The new tax regime that offers favorable tax rates to individuals and HUF subject to taxes up to Rs. 15 lakh provided they give up a large amount of tax exemptions, and the losses are as complicated as the marital status of a millennium.
Just look at the list of exemptions and deductions that come out if you opt for the new regime:
· Leave travel concession
Live plus · House rental allowance
· Deduction under Section 80C, that is, capital-linked savings scheme (ELSS), fund (PF), insurance premium, school fees and repayment of the home loan principal.
· Deductions under 80D for medical insurance and 80G for donations
· Interest on home loans
· Rs 50 food vouchers for food
· However, deductions such as allowances (daily travel allowance) and employer contribution to the National Pension System are still available
The Minister of Finance, in her speech, mentioned that a person who earns Rs 15 lakh per year and does not use any deduction will pay only Rs 1.95 lakh of taxes, compared to Rs 2.73 lakh. This is a saving of Rs 78,000.
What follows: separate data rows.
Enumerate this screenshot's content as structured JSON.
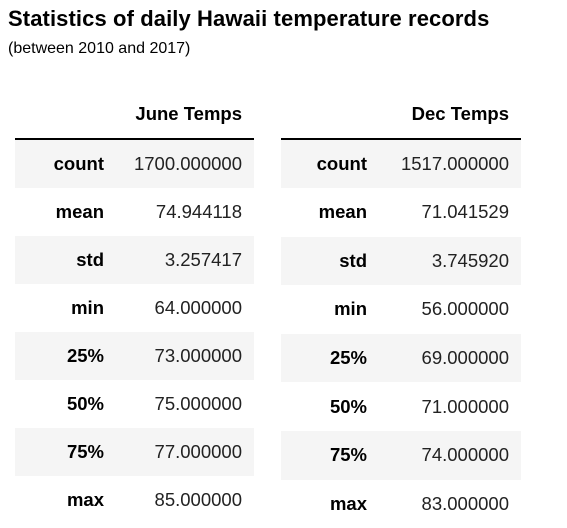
{
  "title": "Statistics of daily Hawaii temperature records",
  "subtitle": "(between 2010 and 2017)",
  "june": {
    "header": "June Temps",
    "rows": [
      {
        "label": "count",
        "value": "1700.000000"
      },
      {
        "label": "mean",
        "value": "74.944118"
      },
      {
        "label": "std",
        "value": "3.257417"
      },
      {
        "label": "min",
        "value": "64.000000"
      },
      {
        "label": "25%",
        "value": "73.000000"
      },
      {
        "label": "50%",
        "value": "75.000000"
      },
      {
        "label": "75%",
        "value": "77.000000"
      },
      {
        "label": "max",
        "value": "85.000000"
      }
    ]
  },
  "dec": {
    "header": "Dec Temps",
    "rows": [
      {
        "label": "count",
        "value": "1517.000000"
      },
      {
        "label": "mean",
        "value": "71.041529"
      },
      {
        "label": "std",
        "value": "3.745920"
      },
      {
        "label": "min",
        "value": "56.000000"
      },
      {
        "label": "25%",
        "value": "69.000000"
      },
      {
        "label": "50%",
        "value": "71.000000"
      },
      {
        "label": "75%",
        "value": "74.000000"
      },
      {
        "label": "max",
        "value": "83.000000"
      }
    ]
  }
}
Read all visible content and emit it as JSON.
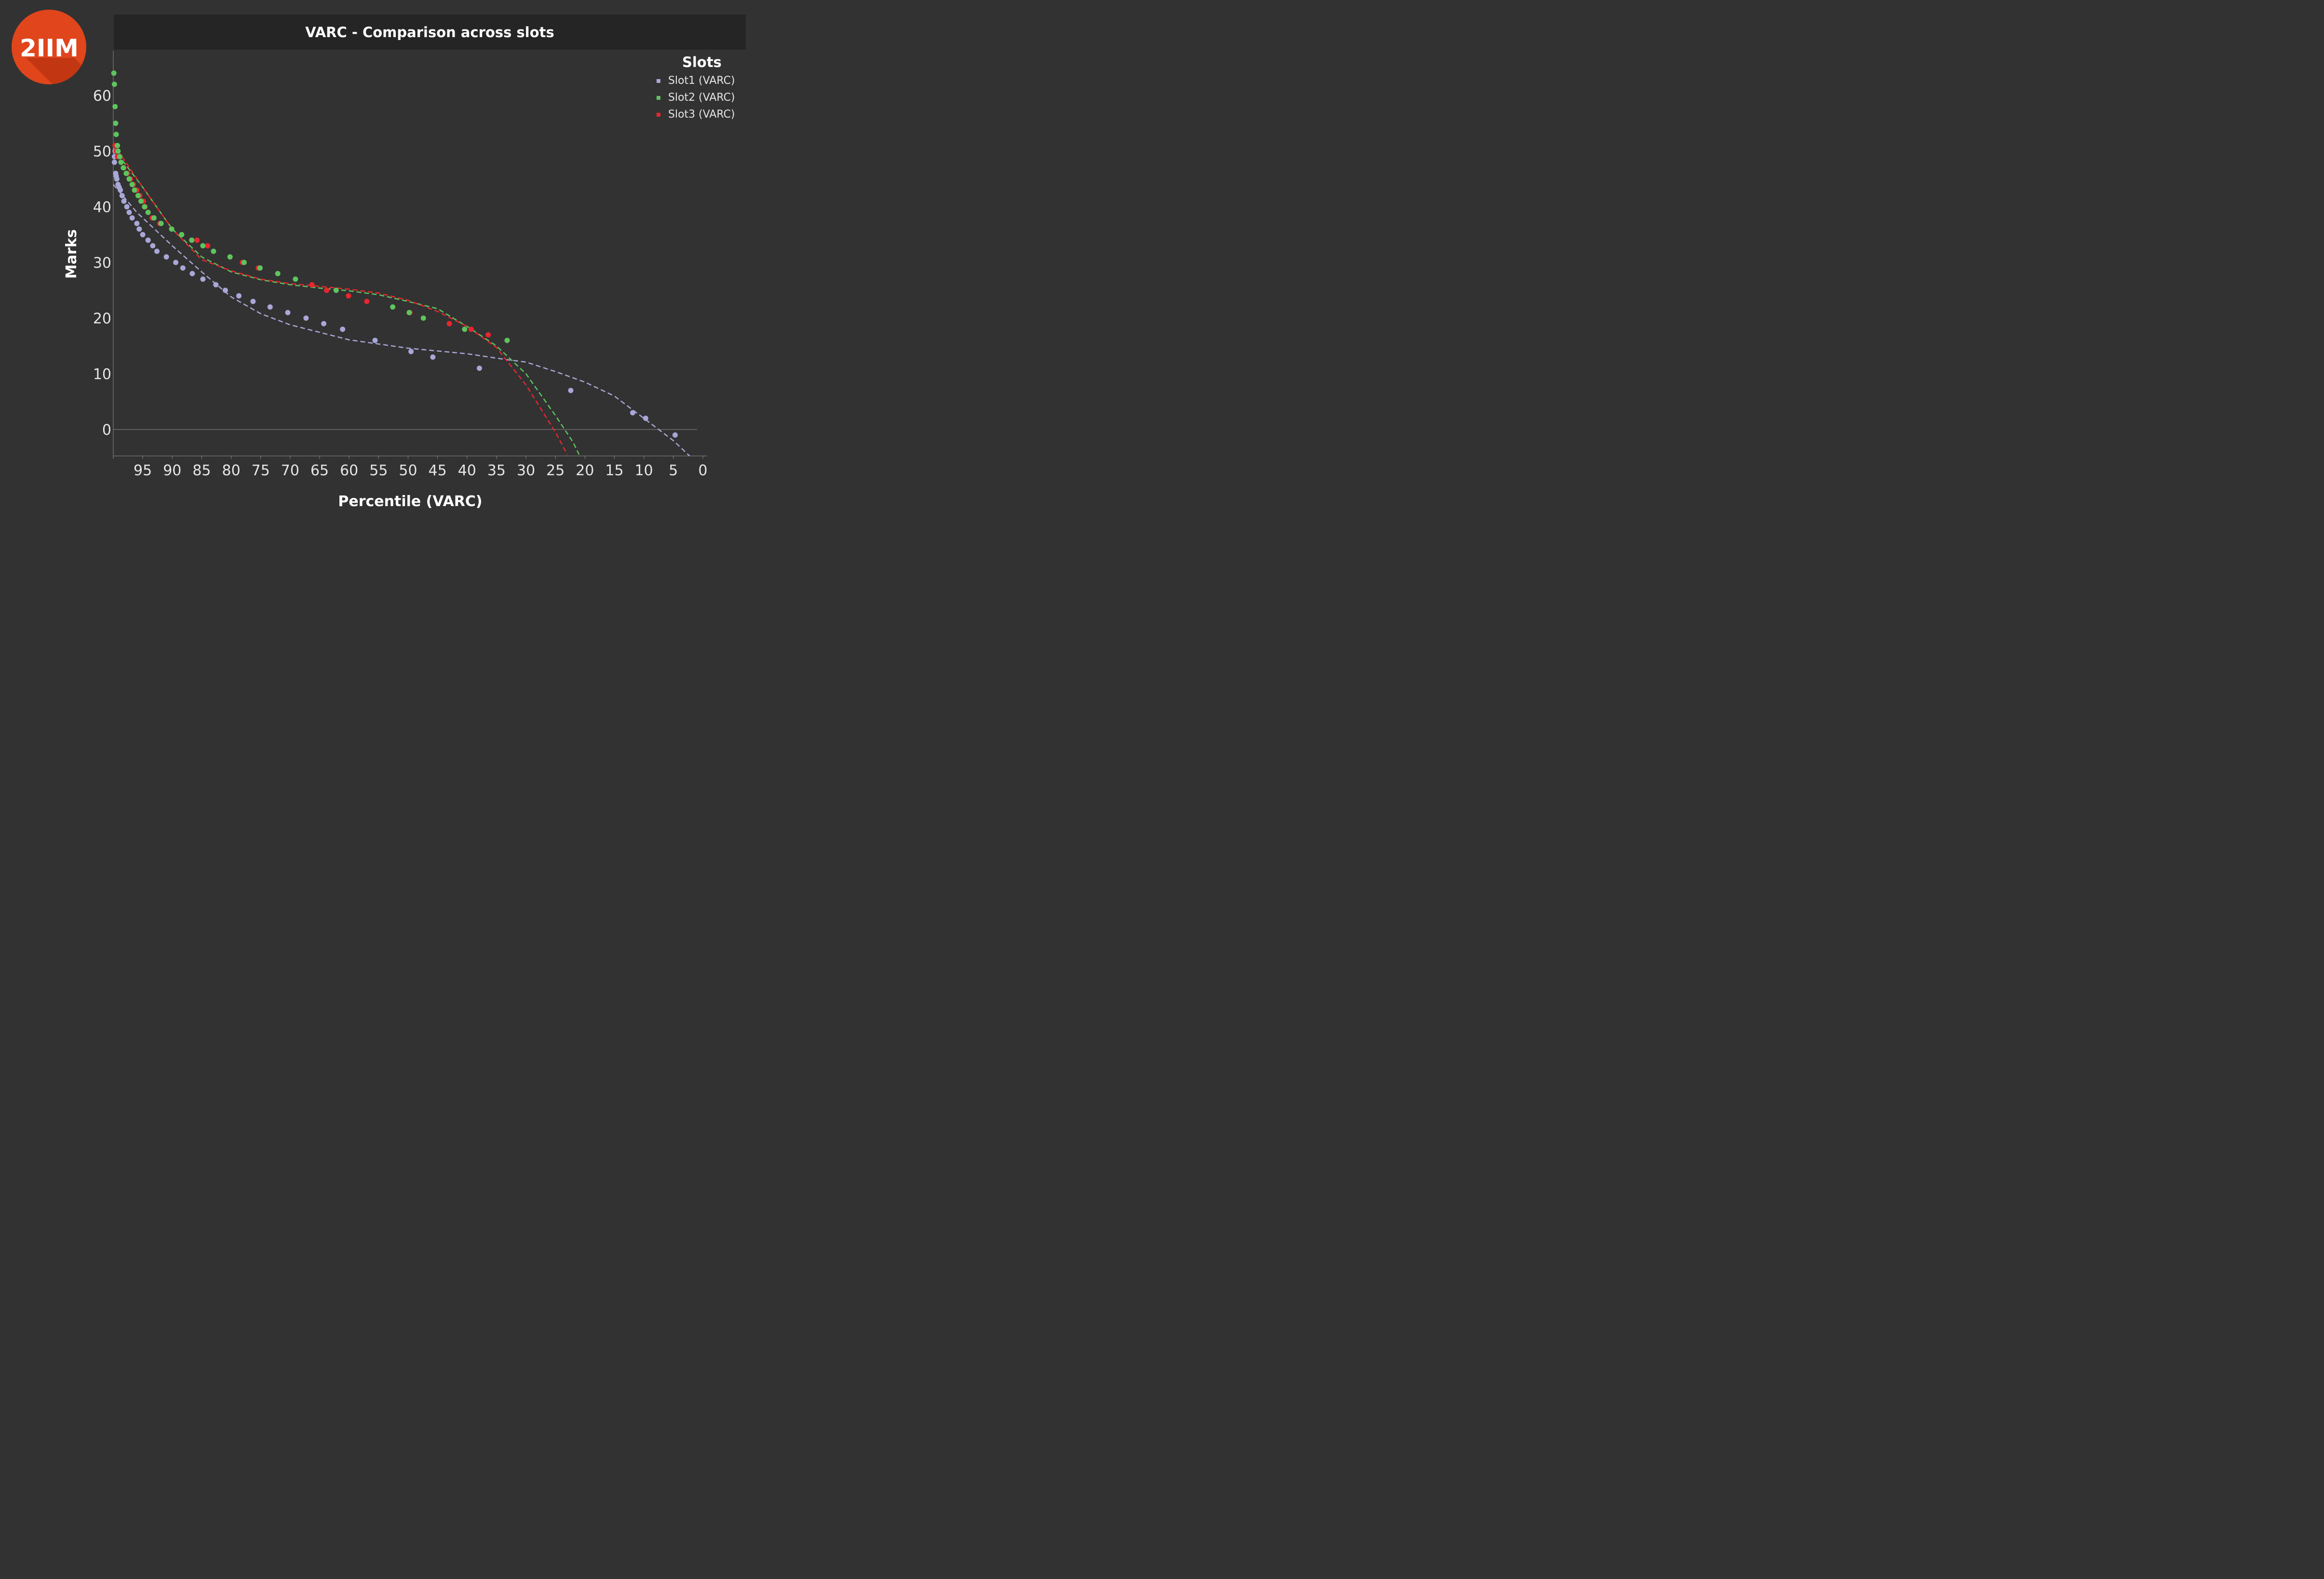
{
  "logo": {
    "text": "2IIM",
    "color": "#e0451c"
  },
  "chart_data": {
    "type": "scatter",
    "title": "VARC - Comparison across slots",
    "xlabel": "Percentile (VARC)",
    "ylabel": "Marks",
    "xlim": [
      100,
      0
    ],
    "ylim": [
      -4.8,
      68
    ],
    "xticks": [
      "95",
      "90",
      "85",
      "80",
      "75",
      "70",
      "65",
      "60",
      "55",
      "50",
      "45",
      "40",
      "35",
      "30",
      "25",
      "20",
      "15",
      "10",
      "5",
      "0"
    ],
    "yticks": [
      "0",
      "10",
      "20",
      "30",
      "40",
      "50",
      "60"
    ],
    "legend": {
      "title": "Slots",
      "position": "top-right"
    },
    "series": [
      {
        "name": "Slot1 (VARC)",
        "color": "#a9a6d8",
        "points": [
          [
            99.8,
            48
          ],
          [
            99.8,
            49
          ],
          [
            99.7,
            50
          ],
          [
            99.6,
            46
          ],
          [
            99.5,
            45.5
          ],
          [
            99.4,
            45
          ],
          [
            99.2,
            44
          ],
          [
            99,
            43.5
          ],
          [
            98.8,
            43
          ],
          [
            98.5,
            42
          ],
          [
            98.2,
            41
          ],
          [
            97.7,
            40
          ],
          [
            97.3,
            39
          ],
          [
            96.8,
            38
          ],
          [
            96,
            37
          ],
          [
            95.6,
            36
          ],
          [
            95,
            35
          ],
          [
            94.1,
            34
          ],
          [
            93.3,
            33
          ],
          [
            92.6,
            32
          ],
          [
            91,
            31
          ],
          [
            89.4,
            30
          ],
          [
            88.2,
            29
          ],
          [
            86.6,
            28
          ],
          [
            84.8,
            27
          ],
          [
            82.6,
            26
          ],
          [
            81,
            25
          ],
          [
            78.7,
            24
          ],
          [
            76.3,
            23
          ],
          [
            73.4,
            22
          ],
          [
            70.4,
            21
          ],
          [
            67.3,
            20
          ],
          [
            64.3,
            19
          ],
          [
            61.1,
            18
          ],
          [
            55.6,
            16
          ],
          [
            49.5,
            14
          ],
          [
            45.8,
            13
          ],
          [
            37.9,
            11
          ],
          [
            22.4,
            7
          ],
          [
            11.9,
            3
          ],
          [
            9.7,
            2
          ],
          [
            4.7,
            -1
          ]
        ],
        "trend": [
          [
            100,
            44
          ],
          [
            96,
            39
          ],
          [
            90,
            33
          ],
          [
            85,
            28.3
          ],
          [
            80,
            23.8
          ],
          [
            75,
            20.8
          ],
          [
            70,
            18.8
          ],
          [
            60,
            16.1
          ],
          [
            50,
            14.6
          ],
          [
            40,
            13.6
          ],
          [
            33,
            12.5
          ],
          [
            30,
            12.1
          ],
          [
            25,
            10.4
          ],
          [
            20,
            8.5
          ],
          [
            15,
            6
          ],
          [
            10,
            2
          ],
          [
            5,
            -2
          ],
          [
            2,
            -5
          ]
        ]
      },
      {
        "name": "Slot2 (VARC)",
        "color": "#5ec45e",
        "points": [
          [
            99.9,
            64
          ],
          [
            99.8,
            62
          ],
          [
            99.7,
            58
          ],
          [
            99.6,
            55
          ],
          [
            99.5,
            53
          ],
          [
            99.3,
            51
          ],
          [
            99.2,
            50
          ],
          [
            98.9,
            49
          ],
          [
            98.7,
            48
          ],
          [
            98.3,
            47
          ],
          [
            97.8,
            46
          ],
          [
            97.3,
            45
          ],
          [
            96.8,
            44
          ],
          [
            96.4,
            43
          ],
          [
            95.8,
            42
          ],
          [
            95.3,
            41
          ],
          [
            94.7,
            40
          ],
          [
            94.1,
            39
          ],
          [
            93.1,
            38
          ],
          [
            91.9,
            37
          ],
          [
            90.1,
            36
          ],
          [
            88.4,
            35
          ],
          [
            86.7,
            34
          ],
          [
            84.8,
            33
          ],
          [
            83,
            32
          ],
          [
            80.2,
            31
          ],
          [
            77.8,
            30
          ],
          [
            75.1,
            29
          ],
          [
            72.1,
            28
          ],
          [
            69.1,
            27
          ],
          [
            62.2,
            25
          ],
          [
            52.6,
            22
          ],
          [
            49.8,
            21
          ],
          [
            47.4,
            20
          ],
          [
            40.4,
            18
          ],
          [
            33.2,
            16
          ]
        ],
        "trend": [
          [
            100,
            50.5
          ],
          [
            95,
            43.5
          ],
          [
            90,
            36
          ],
          [
            85,
            31
          ],
          [
            80,
            28.3
          ],
          [
            75,
            26.9
          ],
          [
            70,
            26
          ],
          [
            65,
            25.4
          ],
          [
            60,
            24.9
          ],
          [
            55,
            24.2
          ],
          [
            50,
            23
          ],
          [
            45,
            21.7
          ],
          [
            40,
            18.5
          ],
          [
            35,
            15
          ],
          [
            30,
            10
          ],
          [
            25,
            2.5
          ],
          [
            22,
            -2.3
          ],
          [
            21,
            -4.5
          ]
        ]
      },
      {
        "name": "Slot3 (VARC)",
        "color": "#e8262e",
        "points": [
          [
            99.7,
            51
          ],
          [
            99.5,
            50
          ],
          [
            99.3,
            49
          ],
          [
            98.7,
            48
          ],
          [
            98.2,
            47
          ],
          [
            97.6,
            46
          ],
          [
            97.1,
            45
          ],
          [
            96.6,
            44
          ],
          [
            96,
            43
          ],
          [
            95.5,
            42
          ],
          [
            94.9,
            41
          ],
          [
            94.6,
            40
          ],
          [
            94.1,
            39
          ],
          [
            93.4,
            38
          ],
          [
            92.1,
            37
          ],
          [
            85.8,
            34
          ],
          [
            84,
            33
          ],
          [
            80.2,
            31
          ],
          [
            78.1,
            30
          ],
          [
            75.4,
            29
          ],
          [
            66.3,
            26
          ],
          [
            63.8,
            25
          ],
          [
            60.1,
            24
          ],
          [
            57,
            23
          ],
          [
            49.7,
            21
          ],
          [
            43,
            19
          ],
          [
            39.3,
            18
          ],
          [
            36.4,
            17
          ]
        ],
        "trend": [
          [
            100,
            51.3
          ],
          [
            95,
            43.5
          ],
          [
            90,
            36
          ],
          [
            85,
            30.5
          ],
          [
            80,
            28.5
          ],
          [
            75,
            27
          ],
          [
            70,
            26.2
          ],
          [
            60,
            25.2
          ],
          [
            55,
            24.5
          ],
          [
            50,
            23.2
          ],
          [
            45,
            21.2
          ],
          [
            40,
            18.5
          ],
          [
            35,
            14.7
          ],
          [
            30,
            8
          ],
          [
            25,
            -0.5
          ],
          [
            23,
            -4.5
          ]
        ]
      }
    ]
  }
}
However, typically a salaried employee will be making use of a flat standard deduction of Rs 50,000. In addition, he or she will also have an HRA component, in which tax exemption can be obtained if the rent is paid. If the taxpayer is not for rent and has resorted to a home loan on a property he occupies, he can use the principal as a deduction of the total gross income, as well as the tax benefits on the interest paid. Even on rented property, interest can be offset by rental income and loss if any can be adjusted with any other type of income.